El efecto colateral: dificultad para entender la
economía real
Aquí la
conversación da un giro muy interesante. Dice, más o menos: luego nos
extrañamos de que algunos sacerdotes u obispos hablen de economía de forma poco
realista. ¿Por qué pasaría eso?
Porque muchos
sacerdotes en España vivirían en un régimen de subsistencia administrada,
sin experiencia directa de “ganar dinero” en el sentido empresarial o
profesional competitivo: crear riqueza, asumir riesgos, levantar un proyecto,
entender la formación de precios, lidiar con costes, sueldos, impuestos,
incertidumbre. Si tu economía está estructurada y asegurada (aunque sea pobre),
puedes terminar hablando de economía desde categorías morales sin haber pisado
el barro de cómo funciona.
Se añade
además un dato de estructura: los balances diocesanos tendrían un peso
relativamente bajo de aportaciones directas de fieles (se menciona que a menudo
no llegarían al 20 por ciento), mientras el resto sería “fijo” o ligado a
gestión, impuestos (la casilla de la renta) y actividades como turismo. En ese
marco, se lanza una crítica: es difícil denunciar la presión fiscal cuando
una parte de los ingresos depende de esa misma estructura fiscal.
No se trata
solo de una acusación; es casi un diagnóstico: cuando el sistema de
financiación es mayoritariamente “estable” y no proviene de la donación
directa, el lenguaje sobre economía puede volverse abstracto, automático o
ideológico.
Una crítica concreta a un estilo de discurso eclesial
El texto
termina apuntando a un caso: un documento episcopal sobre doctrina social donde
se mencionaría repetidamente el “neoliberalismo” como fuente de problemas, sin
mencionar socialismo, comunismo o colectivismos, pese al contexto político del
país. La queja aquí no es solo “falta este término”, sino algo más profundo: un
desequilibrio en el análisis, y, detrás, una posible incomprensión de lo
que significa crear riqueza y sostener un tejido productivo real.
La
conversación sugiere que, cuando no se conoce desde dentro el coste de levantar
empresas, pagar sueldos, cumplir normativas y sobrevivir, es fácil caer en
recetas del tipo “que los políticos solucionen”, “más derechos”, “subir
salarios”, sin entrar en el “cómo” y en las consecuencias.

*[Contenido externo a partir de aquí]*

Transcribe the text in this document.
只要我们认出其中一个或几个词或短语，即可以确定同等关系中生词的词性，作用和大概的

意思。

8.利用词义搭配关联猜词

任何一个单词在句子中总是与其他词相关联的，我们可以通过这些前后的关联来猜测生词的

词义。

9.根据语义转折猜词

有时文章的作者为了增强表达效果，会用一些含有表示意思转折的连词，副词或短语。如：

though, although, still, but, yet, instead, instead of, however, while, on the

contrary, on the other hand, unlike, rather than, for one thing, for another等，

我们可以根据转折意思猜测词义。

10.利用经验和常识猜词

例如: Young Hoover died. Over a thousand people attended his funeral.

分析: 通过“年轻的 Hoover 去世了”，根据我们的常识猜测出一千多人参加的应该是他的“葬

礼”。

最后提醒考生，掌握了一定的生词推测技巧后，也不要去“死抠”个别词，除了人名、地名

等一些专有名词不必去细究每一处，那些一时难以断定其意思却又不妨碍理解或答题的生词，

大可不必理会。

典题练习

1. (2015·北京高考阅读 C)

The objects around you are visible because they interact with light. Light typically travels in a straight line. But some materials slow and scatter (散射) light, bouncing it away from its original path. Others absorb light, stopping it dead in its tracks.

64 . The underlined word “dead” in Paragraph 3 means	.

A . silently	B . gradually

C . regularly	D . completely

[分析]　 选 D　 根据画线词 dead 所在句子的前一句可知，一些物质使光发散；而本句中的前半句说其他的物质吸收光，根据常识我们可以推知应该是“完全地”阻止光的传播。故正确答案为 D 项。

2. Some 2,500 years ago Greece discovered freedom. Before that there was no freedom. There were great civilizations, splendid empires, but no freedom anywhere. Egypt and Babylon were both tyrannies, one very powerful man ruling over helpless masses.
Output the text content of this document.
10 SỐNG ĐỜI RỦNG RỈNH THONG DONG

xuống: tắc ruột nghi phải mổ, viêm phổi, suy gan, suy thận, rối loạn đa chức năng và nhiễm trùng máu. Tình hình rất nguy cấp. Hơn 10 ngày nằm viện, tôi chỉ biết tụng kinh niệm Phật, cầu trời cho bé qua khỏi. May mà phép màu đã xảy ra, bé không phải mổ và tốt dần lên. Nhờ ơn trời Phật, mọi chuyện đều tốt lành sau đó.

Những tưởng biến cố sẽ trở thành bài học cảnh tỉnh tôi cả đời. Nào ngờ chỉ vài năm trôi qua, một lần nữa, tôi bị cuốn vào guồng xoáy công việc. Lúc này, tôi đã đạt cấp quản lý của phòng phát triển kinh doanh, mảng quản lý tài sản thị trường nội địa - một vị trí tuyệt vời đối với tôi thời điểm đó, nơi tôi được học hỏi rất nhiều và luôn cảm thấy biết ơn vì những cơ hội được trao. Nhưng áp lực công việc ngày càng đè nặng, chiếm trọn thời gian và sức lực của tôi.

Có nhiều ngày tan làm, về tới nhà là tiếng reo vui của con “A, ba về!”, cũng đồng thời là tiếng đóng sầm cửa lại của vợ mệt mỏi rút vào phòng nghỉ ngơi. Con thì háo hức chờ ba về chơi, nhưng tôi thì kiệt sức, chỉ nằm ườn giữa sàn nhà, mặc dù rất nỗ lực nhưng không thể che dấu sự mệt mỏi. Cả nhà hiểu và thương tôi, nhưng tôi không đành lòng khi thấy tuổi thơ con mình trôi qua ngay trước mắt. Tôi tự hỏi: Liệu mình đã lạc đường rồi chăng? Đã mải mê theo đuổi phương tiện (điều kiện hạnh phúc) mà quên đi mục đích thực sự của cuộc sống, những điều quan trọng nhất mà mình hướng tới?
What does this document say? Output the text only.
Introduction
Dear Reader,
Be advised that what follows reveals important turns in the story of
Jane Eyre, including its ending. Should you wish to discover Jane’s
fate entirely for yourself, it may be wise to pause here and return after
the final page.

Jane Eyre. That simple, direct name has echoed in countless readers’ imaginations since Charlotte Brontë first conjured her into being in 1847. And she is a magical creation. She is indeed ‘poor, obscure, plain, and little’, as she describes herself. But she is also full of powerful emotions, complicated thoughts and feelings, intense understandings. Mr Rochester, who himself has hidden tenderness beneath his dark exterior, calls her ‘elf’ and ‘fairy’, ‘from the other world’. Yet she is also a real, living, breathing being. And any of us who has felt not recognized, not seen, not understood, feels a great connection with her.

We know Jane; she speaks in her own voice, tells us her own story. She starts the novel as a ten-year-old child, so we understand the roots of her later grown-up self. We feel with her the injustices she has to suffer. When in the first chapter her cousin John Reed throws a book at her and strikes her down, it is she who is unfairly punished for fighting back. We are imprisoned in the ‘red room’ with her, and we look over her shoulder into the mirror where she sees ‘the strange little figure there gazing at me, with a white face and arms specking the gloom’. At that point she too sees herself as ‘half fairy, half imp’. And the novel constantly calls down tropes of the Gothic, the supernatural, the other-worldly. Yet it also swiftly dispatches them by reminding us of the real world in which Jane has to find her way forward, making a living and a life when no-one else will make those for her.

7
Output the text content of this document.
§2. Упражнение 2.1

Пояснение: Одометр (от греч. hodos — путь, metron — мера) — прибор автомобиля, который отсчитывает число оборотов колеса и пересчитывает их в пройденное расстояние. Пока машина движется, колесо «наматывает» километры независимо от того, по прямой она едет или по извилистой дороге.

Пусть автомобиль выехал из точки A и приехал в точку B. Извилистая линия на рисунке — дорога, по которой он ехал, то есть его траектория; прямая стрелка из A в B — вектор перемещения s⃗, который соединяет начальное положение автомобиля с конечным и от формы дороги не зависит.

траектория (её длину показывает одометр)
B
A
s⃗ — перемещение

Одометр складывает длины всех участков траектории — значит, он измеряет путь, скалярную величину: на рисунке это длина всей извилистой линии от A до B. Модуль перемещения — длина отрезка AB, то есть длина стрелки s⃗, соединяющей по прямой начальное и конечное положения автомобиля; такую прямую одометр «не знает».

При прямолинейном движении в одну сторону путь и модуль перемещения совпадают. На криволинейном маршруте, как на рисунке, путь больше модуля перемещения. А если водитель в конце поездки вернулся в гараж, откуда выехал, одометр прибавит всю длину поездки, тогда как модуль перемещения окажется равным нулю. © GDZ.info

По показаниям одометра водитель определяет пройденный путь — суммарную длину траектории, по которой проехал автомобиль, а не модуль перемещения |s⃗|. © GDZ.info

Cierre: la pregunta incómoda que queda en el aire
Lo más
interesante es que el texto no acaba en una queja amarga, sino en una pregunta
grande: ¿qué tipo de Iglesia se construye cuando el sacerdote vive con paz
interior, sí, pero con estrechez estructural buscada o permitida? ¿Qué pasa
con su libertad real, con su formación económica, con la calidad del
discernimiento pastoral cuando la vida cotidiana está siempre al límite?
Y, en el
fondo, la cuestión es casi evangélica en su forma, aunque aquí se exprese en
clave social: si la Iglesia quiere hablar al mundo sobre justicia, dignidad y
bien común, necesita que sus propios ministros vivan una sobriedad verdadera:
no el lujo, pero tampoco la precariedad que convierte la vida en una cuerda
floja.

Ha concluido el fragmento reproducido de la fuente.